Hydrogen sulfide gas can induce a state of suspended animation in mice while maintaining normal blood pressure, a finding that researchers hope will one day help treat critically-ill patients.
Hydrogen sulfide gas, sometimes called sewer gas, produces a noxious odor often described as a rotten egg smell. The gas occurs naturally in swamps, springs and volcanoes. While usually harmless, it can be toxic if breathed in sufficient quantity, explained Gian Paolo Volpato, one of the study's authors.
The study, entitled "Cardiovascular response to breathing hydrogen sulfide in a murine model: separating the effects of body temperature," will be presented Sunday, Oct. 8, at The American Physiological Society conference, "Comparative Physiology 2006: Integrating Diversity," in Virginia Beach, VA, Oct. 8-11. Gian Paolo Volpato, Robert J. Searles, Marielle Scherrer-Crosbie, Oleg V. Evgenov, Kenneth D. Block, Fumito Ichinose and Warren M. Zapol of the Massachusetts General Hospital in Boston carried out the study.

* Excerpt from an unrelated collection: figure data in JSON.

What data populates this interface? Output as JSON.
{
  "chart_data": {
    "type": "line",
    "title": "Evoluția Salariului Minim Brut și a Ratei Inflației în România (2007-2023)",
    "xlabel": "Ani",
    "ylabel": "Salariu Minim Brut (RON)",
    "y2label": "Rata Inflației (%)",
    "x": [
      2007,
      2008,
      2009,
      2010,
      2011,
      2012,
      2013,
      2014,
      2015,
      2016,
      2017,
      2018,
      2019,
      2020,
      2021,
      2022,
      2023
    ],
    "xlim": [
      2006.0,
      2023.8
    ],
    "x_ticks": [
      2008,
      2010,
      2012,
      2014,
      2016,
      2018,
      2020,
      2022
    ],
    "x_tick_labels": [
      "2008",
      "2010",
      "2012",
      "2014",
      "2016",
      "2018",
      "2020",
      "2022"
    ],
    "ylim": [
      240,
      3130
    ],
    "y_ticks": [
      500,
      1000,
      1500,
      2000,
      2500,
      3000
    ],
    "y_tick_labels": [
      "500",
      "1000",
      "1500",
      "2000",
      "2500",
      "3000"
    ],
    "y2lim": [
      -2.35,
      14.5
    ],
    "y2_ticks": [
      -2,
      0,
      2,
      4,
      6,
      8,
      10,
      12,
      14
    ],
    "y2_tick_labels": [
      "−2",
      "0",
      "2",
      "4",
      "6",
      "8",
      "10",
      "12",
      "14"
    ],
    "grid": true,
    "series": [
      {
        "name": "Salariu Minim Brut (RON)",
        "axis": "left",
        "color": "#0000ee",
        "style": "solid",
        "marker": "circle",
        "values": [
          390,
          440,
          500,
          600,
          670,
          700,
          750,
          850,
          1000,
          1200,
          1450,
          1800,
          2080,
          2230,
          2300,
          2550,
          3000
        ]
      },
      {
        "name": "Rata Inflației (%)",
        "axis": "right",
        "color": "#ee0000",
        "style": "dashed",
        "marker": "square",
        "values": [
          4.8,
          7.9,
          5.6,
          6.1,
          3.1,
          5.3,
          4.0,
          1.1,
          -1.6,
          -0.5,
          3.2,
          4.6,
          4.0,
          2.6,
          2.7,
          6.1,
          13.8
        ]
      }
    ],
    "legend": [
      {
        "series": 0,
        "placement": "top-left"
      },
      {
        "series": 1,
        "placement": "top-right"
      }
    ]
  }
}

The research built on a 2005 study from the University of Washington in Seattle and the Fred Hutchinson Cancer Research Center, which found that when mice breathed the gas, they went into a hibernation-like state. Their metabolic rate dropped by 90% and their body temperature decreased to nearly the temperature of the surrounding air.
New research looks at cardiovascular effects
"We wanted to confirm the Seattle study and record the effects the gas has on blood pressure, heart rate, respiratory rate and the activity level of the mice," Volpato explained. They administered 80 parts per million of hydrogen sulfide gas to their mice and found their:
- heart rate fell from 500 beats per minute to 200 beats per minute
- respiration rate decreased from 120 breaths to 25 breaths per minute
- core body temperature fell from 38° C to 30° C
- activity level fell dramatically, moving only when the researchers touched them or shook their chambers
After the mice returned to breathing normal air, they quickly returned to normal. These changes were expected, based on the Seattle research. But the physiologists found something they did not expect. Normally, as oxygen consumption goes down and heart rate decreases, blood pressure decreases also. Since the heart rate of the mice fell by more than 50%, the researchers expected blood pressure to fall, but it didn't, Ichinose said.
Surprisingly, blood pressure stays normal
"We were surprised to find that blood pressure didn't change, even though the mouse's heart beat fell to 200 beats per minute," Volpato said. "We don't know why, but it may be a physiological response to maintain body temperature," Ichinose added.
An animal's blood pressure needs to remain at a certain level to ensure blood reaches the vital organs. Normally, a mouse with that heart rate would have very low blood pressure and would be close to death. But these mice returned to normal two hours after the gas was discontinued.
The researchers then repeated the experiment with a new set of mice, but this time they raised the "room" temperature from 27° C (81° F) used in the first experiment, to 35° C (95° F). They found that heart rate and respiration rate still fell significantly, but not as much as the first experiment when the room was cooler.
They also found that in the warmer room, blood pressure increased, whereas it had remained unchanged in the colder environment. The researchers also measured the cardiac output of the mice in this experiment by echocardiography, and found that stroke volume, that is, the amount of blood the mice pumped with each beat, was unchanged by the gas. However, total cardiac output decreased because the heart was beating much slower.
Could help surgery patients
"These findings demonstrate that mice that breathe 80 parts per million of hydrogen sulfide become hypothermic and decrease their respiration rate, heart rate and cardiac output without affecting stroke volume or mean arterial pressure," the authors said.
This line of research could have a variety of helpful applications, including sustaining the function of organs of critically ill people, Ichinose said. It may also be possible to use the finding for patients undergoing surgery. This would be an advance, because anesthesia usually causes blood pressure to drop.
"Currently, hypothermia is the only proven way to decrease metabolic rate and confer some protection when blood flow to the organs is impaired or intentionally reduced, such as during complex cardiac surgery," Ichinose said. "However, hypothermia has some adverse effects, including depressing cardiovascular functions and blood clotting. If we can figure out how hydrogen sulfide reduces metabolic rate without depressing myocardial function, we may be able to reduce metabolism and protect organs without using hypothermia."
One caveat to this research so far is that hydrogen sulfide might produce this result in mice and other naturally hibernating species much more readily than other species, including humans, Ichinose said. The researchers intend to extend the study to bigger animals, such as sheep and pigs to see if they have the same cardiac and hemodynamic reaction. "If the same thing happens in those species that would be much more interesting," Ichinose said.